In landen waar mannelijkheid een belangrijke plaats inneemt, wordt
veel vlees gegeten. Argentijnen eten biefstukken zo groot dat ze
over de rand van het bord hangen, Australiërs eten lamsbout,
Amerikaanse cowboys roosteren hun zelfgeschoten wild boven een
zelfgestookt vuur op de prairie, en wanneer van al die ruwe
mannelijkheid alleen de cowboyhoed nog over is, barbecuen ze hun
biefstuk in de achtertuin. Zelfs mannen die in de keuken nog geen
keteltje water kunnen koken, die ternauwernood hun eigen brood
kunnen smeren, gaan prat op hun vaardigheden bij de barbecue. Al is
de barbecue niet meer dan een elektrisch verhit rooster, al staat
dat ding op een stadsbalkon, de man braadt het vlees.
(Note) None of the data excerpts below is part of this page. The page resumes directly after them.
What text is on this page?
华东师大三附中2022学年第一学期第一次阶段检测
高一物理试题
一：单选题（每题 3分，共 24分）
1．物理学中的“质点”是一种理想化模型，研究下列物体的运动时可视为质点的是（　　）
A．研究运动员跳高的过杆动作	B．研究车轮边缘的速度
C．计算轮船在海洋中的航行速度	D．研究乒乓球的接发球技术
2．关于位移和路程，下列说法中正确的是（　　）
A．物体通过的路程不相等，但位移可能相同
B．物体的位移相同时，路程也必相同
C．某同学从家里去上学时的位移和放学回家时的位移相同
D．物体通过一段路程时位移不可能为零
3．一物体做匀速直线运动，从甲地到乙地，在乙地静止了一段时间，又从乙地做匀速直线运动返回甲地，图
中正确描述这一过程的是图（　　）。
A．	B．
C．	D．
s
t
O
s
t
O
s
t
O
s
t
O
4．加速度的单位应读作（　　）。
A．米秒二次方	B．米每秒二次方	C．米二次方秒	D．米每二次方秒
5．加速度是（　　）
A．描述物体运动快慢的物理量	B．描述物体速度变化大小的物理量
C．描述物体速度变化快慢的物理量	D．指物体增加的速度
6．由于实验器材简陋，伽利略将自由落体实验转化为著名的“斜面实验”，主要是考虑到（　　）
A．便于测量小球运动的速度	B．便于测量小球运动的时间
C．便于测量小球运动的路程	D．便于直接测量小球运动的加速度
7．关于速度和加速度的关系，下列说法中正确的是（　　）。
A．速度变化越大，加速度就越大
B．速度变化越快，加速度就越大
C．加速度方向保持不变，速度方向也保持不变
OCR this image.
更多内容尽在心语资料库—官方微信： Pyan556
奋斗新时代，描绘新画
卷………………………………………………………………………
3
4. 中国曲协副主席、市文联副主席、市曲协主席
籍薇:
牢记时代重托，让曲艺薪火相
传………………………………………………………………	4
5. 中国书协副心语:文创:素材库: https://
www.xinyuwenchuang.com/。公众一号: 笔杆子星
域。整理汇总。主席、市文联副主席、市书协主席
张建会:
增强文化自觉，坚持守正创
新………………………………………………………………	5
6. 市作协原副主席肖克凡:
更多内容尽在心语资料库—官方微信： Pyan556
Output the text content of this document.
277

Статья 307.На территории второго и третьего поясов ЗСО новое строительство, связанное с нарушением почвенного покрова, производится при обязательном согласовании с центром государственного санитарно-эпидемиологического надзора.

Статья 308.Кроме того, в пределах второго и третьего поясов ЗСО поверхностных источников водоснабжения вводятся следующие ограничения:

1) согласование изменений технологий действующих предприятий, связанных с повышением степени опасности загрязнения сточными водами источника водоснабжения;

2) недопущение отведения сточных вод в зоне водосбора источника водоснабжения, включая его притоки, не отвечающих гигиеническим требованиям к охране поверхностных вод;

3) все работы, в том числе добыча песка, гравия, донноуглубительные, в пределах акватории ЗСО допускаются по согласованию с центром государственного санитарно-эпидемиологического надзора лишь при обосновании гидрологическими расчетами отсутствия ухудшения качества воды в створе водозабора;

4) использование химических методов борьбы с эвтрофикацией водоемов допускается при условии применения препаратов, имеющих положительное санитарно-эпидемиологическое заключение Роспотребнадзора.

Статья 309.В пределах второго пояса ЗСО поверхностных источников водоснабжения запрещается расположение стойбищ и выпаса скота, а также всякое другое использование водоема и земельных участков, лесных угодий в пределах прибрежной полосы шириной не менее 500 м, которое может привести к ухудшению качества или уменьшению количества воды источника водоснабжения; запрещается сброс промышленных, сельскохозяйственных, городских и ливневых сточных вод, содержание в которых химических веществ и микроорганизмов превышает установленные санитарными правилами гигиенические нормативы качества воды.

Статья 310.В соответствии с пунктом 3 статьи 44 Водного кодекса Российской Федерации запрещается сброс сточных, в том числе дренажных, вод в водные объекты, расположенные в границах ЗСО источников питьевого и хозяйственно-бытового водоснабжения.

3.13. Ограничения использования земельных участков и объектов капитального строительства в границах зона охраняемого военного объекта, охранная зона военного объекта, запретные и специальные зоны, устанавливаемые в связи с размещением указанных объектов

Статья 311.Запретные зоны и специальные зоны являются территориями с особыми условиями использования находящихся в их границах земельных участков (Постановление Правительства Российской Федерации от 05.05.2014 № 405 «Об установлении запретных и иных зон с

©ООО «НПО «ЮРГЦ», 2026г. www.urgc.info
Ik heb me er vaak over verwonderd dat mannen zo goed weten welke
culinaire bezigheden tot eer strekken en aan welke gerechten ze
voor geen prijs hun handen vuilmaken. Er zijn natuurlijk mannen die
uitstekend kunnen koken, maar die kunnen vermoedelijk ook een
wasmachine aanzetten en misschien zelfs stofzuigen. In de ogen van
andere mannen zijn dat eigenlijk verraders, overlopers. Een echte
man heeft drie kunststukken op zijn repertoire: de barbecue,
pannenkoeken en spaghetti. Waarom ze allemaal spaghetti maken, is
me een raadsel, maar ik heb het nu al een paar keer meegemaakt dat
een man aanbood voor me te koken. ‘Wat leuk,’ riep ik dan, ‘wat ga
je maken?’
Steevast was het antwoord: spaghetti. Het kan beslist niet zijn
omdat het zo gemakkelijk klaar te maken is. Als je ziet welke
boodschappen eraan te pas komen en wat voor helse toeren hij
vervolgens uithaalt in de keuken, denk je dat hij op z’n minst
gevulde gans op tafel gaat zetten.
Misschien is spaghetti romantisch omdat het Italiaans is, misschien
moet ik de spaghetti eigenlijk opvatten als een culinaire serenade.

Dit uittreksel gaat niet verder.